Very nice book! Too many pages, but the content is very interesting.
S**A
Incrível!
De um jeito leve e estruturado, a autora vai orientando o passo a passo para construir uma boa argumentação e tornar seu texto publicável. A escrita é dividada em etapas menores e tangíveis para concluir a escrita do texto completo de forma mais efetiva. Também promove a construção do hábito de escrever. Estou adorando a experiência de usar esse livro. Gratidão à autora!
A**K
Cannot read on kindle
Pity I discovered after buying that you cannot read it on my kindle. It can only be read on laptop or iPad.
B**D
Important and helpful text
This is a large book (I didn't check the dimensions). Important, helpful information. Useful. I have the Kindle version, and thought that the book version would be better...the size and weight of the text makes it rather cumbersome.
A**N
A useful resource for publishing
I have published about 20 peer reviewed articles before buying this book, so not ‘new’ but so many people rave about this book in the writing groups I belong to and wanted to check it out. For a ‘newbie’ I think this would be such a great guide.

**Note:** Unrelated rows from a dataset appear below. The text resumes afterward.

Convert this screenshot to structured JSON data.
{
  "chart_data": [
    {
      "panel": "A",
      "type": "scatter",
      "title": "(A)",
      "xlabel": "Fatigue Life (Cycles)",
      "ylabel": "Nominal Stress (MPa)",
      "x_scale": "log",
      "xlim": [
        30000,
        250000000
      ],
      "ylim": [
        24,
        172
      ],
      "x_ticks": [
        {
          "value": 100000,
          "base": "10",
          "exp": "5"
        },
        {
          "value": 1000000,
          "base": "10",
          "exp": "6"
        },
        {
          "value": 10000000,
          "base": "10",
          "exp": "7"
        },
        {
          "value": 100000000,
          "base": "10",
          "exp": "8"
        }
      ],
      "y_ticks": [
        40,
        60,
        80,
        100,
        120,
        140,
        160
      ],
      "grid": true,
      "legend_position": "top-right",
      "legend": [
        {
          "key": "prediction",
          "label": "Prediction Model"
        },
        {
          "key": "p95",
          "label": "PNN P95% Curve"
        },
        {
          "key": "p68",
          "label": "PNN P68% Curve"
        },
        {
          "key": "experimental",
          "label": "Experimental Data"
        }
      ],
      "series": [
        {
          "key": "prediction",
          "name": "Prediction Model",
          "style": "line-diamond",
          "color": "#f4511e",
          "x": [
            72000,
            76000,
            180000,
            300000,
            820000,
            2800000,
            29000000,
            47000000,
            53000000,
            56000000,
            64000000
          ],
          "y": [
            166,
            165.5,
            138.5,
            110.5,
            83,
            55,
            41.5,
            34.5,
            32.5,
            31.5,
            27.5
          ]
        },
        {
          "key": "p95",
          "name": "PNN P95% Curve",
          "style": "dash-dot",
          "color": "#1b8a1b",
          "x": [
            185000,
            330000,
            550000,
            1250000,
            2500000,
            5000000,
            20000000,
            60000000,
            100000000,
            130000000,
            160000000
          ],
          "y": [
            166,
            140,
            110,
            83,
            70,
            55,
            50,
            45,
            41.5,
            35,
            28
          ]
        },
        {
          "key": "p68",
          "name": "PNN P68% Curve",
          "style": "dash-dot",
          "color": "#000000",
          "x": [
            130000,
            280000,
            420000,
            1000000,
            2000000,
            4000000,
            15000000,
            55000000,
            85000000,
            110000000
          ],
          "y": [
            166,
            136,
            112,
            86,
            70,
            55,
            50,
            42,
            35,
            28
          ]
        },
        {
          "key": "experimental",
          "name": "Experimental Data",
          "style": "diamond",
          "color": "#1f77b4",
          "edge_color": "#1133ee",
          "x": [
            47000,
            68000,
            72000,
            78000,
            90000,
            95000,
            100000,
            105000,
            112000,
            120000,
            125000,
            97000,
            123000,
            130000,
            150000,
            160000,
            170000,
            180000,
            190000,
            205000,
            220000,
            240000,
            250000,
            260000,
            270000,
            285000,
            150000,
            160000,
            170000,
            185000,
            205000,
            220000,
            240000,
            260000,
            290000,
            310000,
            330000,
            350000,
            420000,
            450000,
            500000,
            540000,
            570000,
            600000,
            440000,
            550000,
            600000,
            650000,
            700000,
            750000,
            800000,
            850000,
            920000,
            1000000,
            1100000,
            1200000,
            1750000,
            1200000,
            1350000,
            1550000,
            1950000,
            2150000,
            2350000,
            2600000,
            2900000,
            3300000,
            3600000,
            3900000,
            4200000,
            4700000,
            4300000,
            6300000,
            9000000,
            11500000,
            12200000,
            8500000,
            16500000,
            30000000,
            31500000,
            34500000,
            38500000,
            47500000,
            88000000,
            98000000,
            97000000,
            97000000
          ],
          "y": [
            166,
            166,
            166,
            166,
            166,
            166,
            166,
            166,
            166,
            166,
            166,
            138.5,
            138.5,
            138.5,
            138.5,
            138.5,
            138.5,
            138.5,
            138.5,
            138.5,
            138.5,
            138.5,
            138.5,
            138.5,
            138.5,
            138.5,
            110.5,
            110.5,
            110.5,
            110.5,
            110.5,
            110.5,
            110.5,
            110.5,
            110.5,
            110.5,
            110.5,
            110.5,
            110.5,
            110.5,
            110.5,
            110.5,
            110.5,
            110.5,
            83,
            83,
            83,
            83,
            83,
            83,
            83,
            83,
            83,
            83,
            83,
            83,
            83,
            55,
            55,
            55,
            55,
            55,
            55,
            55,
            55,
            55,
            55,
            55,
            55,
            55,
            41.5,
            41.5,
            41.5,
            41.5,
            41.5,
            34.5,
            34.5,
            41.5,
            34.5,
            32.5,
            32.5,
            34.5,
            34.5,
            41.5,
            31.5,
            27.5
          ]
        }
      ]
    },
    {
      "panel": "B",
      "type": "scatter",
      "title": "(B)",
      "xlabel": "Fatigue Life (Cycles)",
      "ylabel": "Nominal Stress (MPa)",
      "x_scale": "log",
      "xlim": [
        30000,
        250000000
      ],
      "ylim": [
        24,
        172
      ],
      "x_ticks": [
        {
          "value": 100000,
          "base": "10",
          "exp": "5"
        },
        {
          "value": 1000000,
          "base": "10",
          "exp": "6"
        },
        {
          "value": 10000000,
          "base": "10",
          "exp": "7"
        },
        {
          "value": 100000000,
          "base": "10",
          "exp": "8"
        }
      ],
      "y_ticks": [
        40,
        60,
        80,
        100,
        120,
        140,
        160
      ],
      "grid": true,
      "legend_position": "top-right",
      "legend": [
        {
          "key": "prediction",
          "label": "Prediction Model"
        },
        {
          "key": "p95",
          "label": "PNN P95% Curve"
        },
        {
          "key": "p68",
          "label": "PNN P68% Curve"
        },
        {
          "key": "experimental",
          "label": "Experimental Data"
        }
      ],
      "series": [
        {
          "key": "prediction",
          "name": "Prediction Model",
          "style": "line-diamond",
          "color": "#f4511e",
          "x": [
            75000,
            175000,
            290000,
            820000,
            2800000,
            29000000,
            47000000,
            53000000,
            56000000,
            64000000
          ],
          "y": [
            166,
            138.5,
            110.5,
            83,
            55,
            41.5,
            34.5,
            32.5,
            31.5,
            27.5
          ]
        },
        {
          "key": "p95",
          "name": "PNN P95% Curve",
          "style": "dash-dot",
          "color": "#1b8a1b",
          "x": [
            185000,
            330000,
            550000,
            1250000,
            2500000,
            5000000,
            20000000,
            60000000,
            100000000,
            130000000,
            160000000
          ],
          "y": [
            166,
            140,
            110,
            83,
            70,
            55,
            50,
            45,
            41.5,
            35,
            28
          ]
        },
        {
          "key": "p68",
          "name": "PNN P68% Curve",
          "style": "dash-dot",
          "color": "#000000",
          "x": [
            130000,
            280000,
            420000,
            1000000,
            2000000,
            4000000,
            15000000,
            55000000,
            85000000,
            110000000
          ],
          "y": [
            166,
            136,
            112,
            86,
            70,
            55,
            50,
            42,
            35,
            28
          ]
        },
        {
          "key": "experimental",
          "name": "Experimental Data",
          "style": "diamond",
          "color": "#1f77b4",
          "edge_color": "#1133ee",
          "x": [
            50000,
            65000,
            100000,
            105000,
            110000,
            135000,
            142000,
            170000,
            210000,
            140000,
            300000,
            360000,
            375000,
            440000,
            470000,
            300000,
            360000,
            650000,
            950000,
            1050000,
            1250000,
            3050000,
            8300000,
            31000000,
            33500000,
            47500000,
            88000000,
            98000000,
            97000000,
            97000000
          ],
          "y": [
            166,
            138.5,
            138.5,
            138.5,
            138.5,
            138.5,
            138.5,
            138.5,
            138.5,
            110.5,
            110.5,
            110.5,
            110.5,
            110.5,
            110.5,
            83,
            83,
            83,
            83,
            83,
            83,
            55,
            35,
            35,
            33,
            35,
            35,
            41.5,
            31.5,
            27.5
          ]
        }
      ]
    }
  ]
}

I have been using it to help with with parts of my writing process when I feel ‘stuck’, but haven’t systematically gone through the timeline as I am working to publish data from my thesis and I find my process is a little different. I’m looking forward to using the step by step approach in my upcoming research project. I’m in education/social science and find there is a good mix of discipline and methods specific advice.